Sukses

KPK Menyesalkan Putusan MK yang Melarang Jaksa Mengajukan PK

Jika jaksa tidak bisa mengajukan PK, bukan tak mungkin terpidana korupsi bisa bebas dengan mengajukan permohonan PK.

Liputan6.com, Jakarta - Wakil Ketua Komisi Pemberantasan Korupsi (KPK) Laode M Syarief buka suara terkait dengan dicabutnya hak mengajukan peninjauan kembali (PK) jaksa oleh Mahkamah Konstitusi. KPK menyebut, MK tak peka terhadap pemberantasan korupsi.

Syarief sendiri meminta hakim konstitusi peka terhadap hal itu. Sebab, jika jaksa tidak bisa mengajukan PK, bukan tak mungkin terpidana korupsi bisa bebas dengan mengajukan permohonan PK.

"Saya baca itu ada reaksi dari Jaksa Agung. Diharapkan MK itu peka terhadap pelaku korupsi," ujar Syarief di Gedung KPK, Jakarta, Selasa (17/5/2016).

Namun demikian, dia mengaku belum membaca seluruh salinan putusan MK tersebut. Pun demikian dengan pimpinan lainnya. Sehingga, KPK belum bisa memberi komentar atau tanggapan secara resmi.
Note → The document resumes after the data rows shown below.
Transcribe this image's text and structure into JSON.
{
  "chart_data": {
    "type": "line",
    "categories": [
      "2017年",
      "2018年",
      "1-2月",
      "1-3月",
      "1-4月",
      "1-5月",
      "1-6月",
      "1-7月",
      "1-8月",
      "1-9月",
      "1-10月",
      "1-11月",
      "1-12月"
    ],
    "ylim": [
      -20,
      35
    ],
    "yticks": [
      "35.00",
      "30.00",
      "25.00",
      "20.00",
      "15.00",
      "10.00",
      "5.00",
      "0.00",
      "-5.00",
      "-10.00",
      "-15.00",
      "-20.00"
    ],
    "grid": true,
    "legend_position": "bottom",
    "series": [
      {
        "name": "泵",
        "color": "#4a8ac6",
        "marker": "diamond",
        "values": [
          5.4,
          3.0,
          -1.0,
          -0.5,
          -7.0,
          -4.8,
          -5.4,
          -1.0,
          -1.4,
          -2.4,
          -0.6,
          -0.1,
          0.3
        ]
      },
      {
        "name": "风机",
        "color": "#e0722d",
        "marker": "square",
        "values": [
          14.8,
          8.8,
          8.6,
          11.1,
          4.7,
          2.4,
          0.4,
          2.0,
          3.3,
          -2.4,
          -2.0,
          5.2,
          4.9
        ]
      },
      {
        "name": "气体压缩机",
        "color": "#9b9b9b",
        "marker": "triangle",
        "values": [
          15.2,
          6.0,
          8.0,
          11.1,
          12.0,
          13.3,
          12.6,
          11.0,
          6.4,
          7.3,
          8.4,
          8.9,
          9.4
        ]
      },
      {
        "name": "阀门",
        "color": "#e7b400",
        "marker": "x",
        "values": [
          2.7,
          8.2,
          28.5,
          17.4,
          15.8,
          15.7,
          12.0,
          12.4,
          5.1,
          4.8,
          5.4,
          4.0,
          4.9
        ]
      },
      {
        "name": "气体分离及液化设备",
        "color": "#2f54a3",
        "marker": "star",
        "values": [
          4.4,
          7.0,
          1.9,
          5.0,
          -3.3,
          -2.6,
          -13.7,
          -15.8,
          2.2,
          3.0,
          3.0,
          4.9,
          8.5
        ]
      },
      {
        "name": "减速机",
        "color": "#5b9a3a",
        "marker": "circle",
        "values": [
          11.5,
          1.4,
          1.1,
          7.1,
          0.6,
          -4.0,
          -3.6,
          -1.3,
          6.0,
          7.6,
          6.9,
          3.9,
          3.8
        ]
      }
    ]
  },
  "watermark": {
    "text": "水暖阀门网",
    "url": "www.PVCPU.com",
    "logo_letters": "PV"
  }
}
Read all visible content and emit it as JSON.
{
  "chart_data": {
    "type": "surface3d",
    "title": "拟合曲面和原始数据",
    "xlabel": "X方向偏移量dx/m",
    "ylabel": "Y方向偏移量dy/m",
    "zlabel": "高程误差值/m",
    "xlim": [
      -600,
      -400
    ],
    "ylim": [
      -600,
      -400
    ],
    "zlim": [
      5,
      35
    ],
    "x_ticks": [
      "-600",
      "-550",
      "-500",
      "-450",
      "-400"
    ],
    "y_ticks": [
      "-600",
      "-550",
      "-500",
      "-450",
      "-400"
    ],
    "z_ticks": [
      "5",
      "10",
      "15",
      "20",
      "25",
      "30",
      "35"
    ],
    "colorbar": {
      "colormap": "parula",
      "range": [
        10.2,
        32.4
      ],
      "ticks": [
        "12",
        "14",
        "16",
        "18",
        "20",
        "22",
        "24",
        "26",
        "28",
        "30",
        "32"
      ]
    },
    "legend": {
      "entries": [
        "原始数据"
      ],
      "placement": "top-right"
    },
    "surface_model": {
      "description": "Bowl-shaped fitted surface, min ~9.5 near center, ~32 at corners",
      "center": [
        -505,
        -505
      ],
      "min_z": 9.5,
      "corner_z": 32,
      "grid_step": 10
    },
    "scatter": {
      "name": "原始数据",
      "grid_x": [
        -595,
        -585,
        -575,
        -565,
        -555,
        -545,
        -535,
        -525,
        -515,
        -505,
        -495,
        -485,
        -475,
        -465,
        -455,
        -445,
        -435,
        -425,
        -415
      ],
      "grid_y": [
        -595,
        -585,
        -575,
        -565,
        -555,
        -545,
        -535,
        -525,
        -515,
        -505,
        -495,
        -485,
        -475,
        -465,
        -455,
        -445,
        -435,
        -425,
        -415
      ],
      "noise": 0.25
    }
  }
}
"KPK sendiri belum bisa mengeluarkan pernyataan resmi karena kami belum baca putusannya. Mudah-mudahan dalam 1-2 hari ini kami akan mengeluarkan rilis resmi dari KPK," ujar Syarief.

 

Sebelumnya, MK mengabulkan permohonan uji materi yang diajukan Anna Boentaran, istri terpidana kasus cessie (hak tagih) Bank Bali, Djoko S Tjandra. Anna menguji materi Pasal 263 ayat (1) Undang-Undang Nomor 8 Tahun 1981 tentang Kitab Undang-Undang Hukum Acara Pidana atau KUHAP.

Dalam putusannya, majelis hakim konstitusi menyatakan bahwa jaksa penuntut umum (JPU) tidak bisa mengajukan peninjauan kembali atas putusan pengadilan yang berkekuatan hukum tetap.

Hakim Konstitusi menegaskan bahwa dalam Pasal 263 ayat 1, yang berhak mengajukan PK adalah terpidana atau ahli warisnya, tidak termasuk jaksa.

Dengan adanya putusan tersebut, maka JPU pada KPK tidak dapat mengajukan PK ke Mahkamah Agung, jika pada tingkat kasasi, terdakwa kasus korupsi bebas dari jeratan hukum. Apalagi, PK adalah upaya hukum terakhir yang dapat ditempuh dalam tahapan peradilan.